We calculated human dosimetry based on the whole-body PET data. The dosimetry calculations benefitted from the rich kinetic information obtained in multiple organs of the body, which would not have been available when performing the dosimetry study on a conventional PET/CT with multiple bed positions. The organ absorbed doses did not show any conspicuous values. For both sexes, the urinary bladder and the kidneys received the highest absorbed doses (Table 2), which was consistent with the predominantly urinary excretion of [11C]BMP-derived radioactivity (Fig. 4). The effective doses (Table 2) were comparable to human effective doses extrapolated from mouse PET data, which had been included in the IMPD of [11C]BMP [18]. The dosimetry of [11C]BMP was in the typical range of other 11C-tracers (average effective dose of 77 different 11C-tracers: 5.2 ± 1.7 µSv/MBq, range: 3.2–14.1 µSv/MBq) [34]. An injected activity of 400 MBq thus corresponds to an effective dose of 1.87 mSv in men and 1.82 mSv in women, which is well below the limit of 10 mSv for studies in healthy volunteers aged less than 50 years [35] and will permit multiple [11C]BMP PET scans in a single subject. Future studies will include a validation of [11C]BMP for measurement of tissue MRP function in humans by performing LAFOV PET/CT scans without and with pre-treatment with an MRP-inhibiting drug, for which the here reported test-retest data will be useful.

In summary, the advent of LAFOV PET/CT offers the unprecedented opportunity to assess molecular targets relevant for drug disposition in humans at a whole-body, multi-tissue level.
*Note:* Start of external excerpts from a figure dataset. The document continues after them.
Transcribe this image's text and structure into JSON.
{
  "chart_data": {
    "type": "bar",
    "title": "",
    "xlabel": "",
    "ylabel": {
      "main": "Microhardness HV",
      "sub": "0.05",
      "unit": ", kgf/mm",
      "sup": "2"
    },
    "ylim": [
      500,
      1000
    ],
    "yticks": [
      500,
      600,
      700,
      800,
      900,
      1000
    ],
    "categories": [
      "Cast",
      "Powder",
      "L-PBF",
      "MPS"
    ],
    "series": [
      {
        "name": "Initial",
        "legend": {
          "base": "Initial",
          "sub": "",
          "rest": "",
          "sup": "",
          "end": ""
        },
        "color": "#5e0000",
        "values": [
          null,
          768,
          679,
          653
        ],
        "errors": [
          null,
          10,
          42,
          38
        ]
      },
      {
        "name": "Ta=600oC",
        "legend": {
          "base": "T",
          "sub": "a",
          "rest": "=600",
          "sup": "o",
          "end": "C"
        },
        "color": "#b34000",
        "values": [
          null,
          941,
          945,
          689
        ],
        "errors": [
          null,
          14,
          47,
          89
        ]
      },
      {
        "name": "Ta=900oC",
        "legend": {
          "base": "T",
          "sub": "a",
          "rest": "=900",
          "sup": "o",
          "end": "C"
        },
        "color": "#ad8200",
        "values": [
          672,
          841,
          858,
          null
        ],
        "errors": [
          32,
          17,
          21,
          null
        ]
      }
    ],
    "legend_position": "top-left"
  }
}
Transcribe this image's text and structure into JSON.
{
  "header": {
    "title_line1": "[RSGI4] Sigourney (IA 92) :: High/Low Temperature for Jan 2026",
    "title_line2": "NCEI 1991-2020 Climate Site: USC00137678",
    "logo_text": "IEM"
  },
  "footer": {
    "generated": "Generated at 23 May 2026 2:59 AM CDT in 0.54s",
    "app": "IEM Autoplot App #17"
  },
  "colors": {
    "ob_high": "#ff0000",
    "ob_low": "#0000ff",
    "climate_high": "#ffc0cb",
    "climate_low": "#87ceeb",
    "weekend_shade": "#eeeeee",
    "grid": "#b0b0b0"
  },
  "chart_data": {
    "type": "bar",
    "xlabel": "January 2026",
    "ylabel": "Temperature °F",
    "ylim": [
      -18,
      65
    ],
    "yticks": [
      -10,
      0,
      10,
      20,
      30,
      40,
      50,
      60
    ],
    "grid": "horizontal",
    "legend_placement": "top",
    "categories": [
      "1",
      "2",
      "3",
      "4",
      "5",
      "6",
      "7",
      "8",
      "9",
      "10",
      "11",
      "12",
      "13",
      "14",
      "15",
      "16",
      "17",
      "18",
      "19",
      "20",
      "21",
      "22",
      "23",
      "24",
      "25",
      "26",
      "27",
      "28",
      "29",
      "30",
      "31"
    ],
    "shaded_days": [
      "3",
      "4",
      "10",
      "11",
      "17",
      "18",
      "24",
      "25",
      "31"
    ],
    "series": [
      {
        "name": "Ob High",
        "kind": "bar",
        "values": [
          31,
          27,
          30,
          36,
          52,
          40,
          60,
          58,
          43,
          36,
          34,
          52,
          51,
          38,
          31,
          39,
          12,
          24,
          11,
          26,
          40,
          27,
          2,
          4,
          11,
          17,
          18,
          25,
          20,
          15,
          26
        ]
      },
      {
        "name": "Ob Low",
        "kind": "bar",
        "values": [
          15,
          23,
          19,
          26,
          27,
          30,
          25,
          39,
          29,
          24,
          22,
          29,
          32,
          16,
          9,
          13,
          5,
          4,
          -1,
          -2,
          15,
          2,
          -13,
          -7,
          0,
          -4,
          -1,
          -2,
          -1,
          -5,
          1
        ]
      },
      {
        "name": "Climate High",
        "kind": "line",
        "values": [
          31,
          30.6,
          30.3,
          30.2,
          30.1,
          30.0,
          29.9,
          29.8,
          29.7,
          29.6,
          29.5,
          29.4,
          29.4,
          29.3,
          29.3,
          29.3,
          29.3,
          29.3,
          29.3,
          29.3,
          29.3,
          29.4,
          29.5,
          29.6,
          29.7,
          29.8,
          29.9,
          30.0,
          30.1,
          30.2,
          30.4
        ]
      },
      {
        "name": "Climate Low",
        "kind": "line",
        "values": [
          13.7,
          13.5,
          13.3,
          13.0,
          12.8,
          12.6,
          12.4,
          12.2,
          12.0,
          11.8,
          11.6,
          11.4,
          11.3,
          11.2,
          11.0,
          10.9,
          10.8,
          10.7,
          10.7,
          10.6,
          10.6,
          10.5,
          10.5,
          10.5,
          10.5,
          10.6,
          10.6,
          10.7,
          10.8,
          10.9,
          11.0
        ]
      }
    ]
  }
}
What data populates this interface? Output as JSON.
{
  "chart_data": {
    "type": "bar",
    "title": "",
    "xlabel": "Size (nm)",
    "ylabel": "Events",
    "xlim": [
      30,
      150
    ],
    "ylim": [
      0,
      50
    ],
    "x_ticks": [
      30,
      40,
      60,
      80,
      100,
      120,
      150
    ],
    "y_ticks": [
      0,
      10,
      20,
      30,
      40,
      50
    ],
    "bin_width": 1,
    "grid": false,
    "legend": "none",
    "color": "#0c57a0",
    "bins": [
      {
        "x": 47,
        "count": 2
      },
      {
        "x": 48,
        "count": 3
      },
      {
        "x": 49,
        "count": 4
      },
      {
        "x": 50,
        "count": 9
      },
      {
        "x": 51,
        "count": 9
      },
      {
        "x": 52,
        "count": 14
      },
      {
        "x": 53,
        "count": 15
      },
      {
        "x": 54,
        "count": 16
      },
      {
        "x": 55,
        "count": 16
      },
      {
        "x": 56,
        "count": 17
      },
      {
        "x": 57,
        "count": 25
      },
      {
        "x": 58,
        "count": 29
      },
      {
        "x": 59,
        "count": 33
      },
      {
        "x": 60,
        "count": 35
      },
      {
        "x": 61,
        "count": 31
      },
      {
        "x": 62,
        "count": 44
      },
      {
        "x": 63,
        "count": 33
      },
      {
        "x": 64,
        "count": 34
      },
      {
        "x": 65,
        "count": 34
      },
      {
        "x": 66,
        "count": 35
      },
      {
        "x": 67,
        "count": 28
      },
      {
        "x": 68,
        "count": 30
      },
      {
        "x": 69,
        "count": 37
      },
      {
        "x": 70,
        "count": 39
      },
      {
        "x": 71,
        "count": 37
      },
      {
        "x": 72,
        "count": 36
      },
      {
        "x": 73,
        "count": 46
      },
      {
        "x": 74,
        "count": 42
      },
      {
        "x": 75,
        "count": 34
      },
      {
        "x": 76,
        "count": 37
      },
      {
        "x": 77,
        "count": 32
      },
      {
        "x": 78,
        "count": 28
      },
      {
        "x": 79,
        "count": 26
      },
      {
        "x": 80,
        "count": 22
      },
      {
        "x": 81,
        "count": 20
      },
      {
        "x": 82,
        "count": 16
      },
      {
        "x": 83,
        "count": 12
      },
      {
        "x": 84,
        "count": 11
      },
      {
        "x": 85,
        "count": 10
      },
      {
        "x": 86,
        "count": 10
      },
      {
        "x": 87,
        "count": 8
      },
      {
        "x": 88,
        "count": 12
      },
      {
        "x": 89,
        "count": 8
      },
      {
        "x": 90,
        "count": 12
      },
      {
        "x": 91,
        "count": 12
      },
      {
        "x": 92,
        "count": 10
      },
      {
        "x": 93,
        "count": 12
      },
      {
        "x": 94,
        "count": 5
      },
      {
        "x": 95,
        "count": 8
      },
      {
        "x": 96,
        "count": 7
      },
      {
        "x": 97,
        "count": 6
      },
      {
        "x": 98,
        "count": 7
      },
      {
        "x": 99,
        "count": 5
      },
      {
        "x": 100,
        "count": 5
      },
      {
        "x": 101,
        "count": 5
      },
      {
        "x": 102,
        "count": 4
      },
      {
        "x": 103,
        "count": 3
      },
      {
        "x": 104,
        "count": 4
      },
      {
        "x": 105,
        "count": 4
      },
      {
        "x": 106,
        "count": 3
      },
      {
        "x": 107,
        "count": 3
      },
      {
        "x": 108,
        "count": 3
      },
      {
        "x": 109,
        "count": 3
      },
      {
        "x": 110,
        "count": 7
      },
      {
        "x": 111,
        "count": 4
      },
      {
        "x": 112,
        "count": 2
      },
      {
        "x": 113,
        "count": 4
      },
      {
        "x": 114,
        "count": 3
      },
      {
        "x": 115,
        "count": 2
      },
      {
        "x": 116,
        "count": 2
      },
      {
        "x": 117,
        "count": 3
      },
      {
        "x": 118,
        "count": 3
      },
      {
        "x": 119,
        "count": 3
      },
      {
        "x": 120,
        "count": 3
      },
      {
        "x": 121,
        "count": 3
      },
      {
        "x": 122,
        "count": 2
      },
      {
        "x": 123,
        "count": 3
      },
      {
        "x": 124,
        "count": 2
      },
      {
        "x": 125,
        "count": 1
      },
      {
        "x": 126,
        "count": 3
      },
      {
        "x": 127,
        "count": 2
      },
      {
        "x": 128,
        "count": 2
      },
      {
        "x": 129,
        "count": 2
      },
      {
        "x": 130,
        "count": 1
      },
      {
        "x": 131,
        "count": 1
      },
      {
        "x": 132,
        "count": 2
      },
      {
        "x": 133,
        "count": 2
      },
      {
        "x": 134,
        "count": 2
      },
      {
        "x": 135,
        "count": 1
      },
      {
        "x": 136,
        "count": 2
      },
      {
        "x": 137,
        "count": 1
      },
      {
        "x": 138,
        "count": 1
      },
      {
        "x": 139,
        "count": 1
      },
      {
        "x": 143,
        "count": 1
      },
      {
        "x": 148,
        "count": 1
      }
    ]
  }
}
This innovative research approach holds enormous potential for evaluating the disposition of radiolabelled drugs in humans in health and disease, as well as for investigating factors that may alter drug disposition (e.g., drug-drug interactions). Based on our current data, [11C]BMP is a safe radiotracer that will, in combination with LAFOV PET/CT, potentially allow the comprehensive assessment of MRP function across multiple tissues in the human body.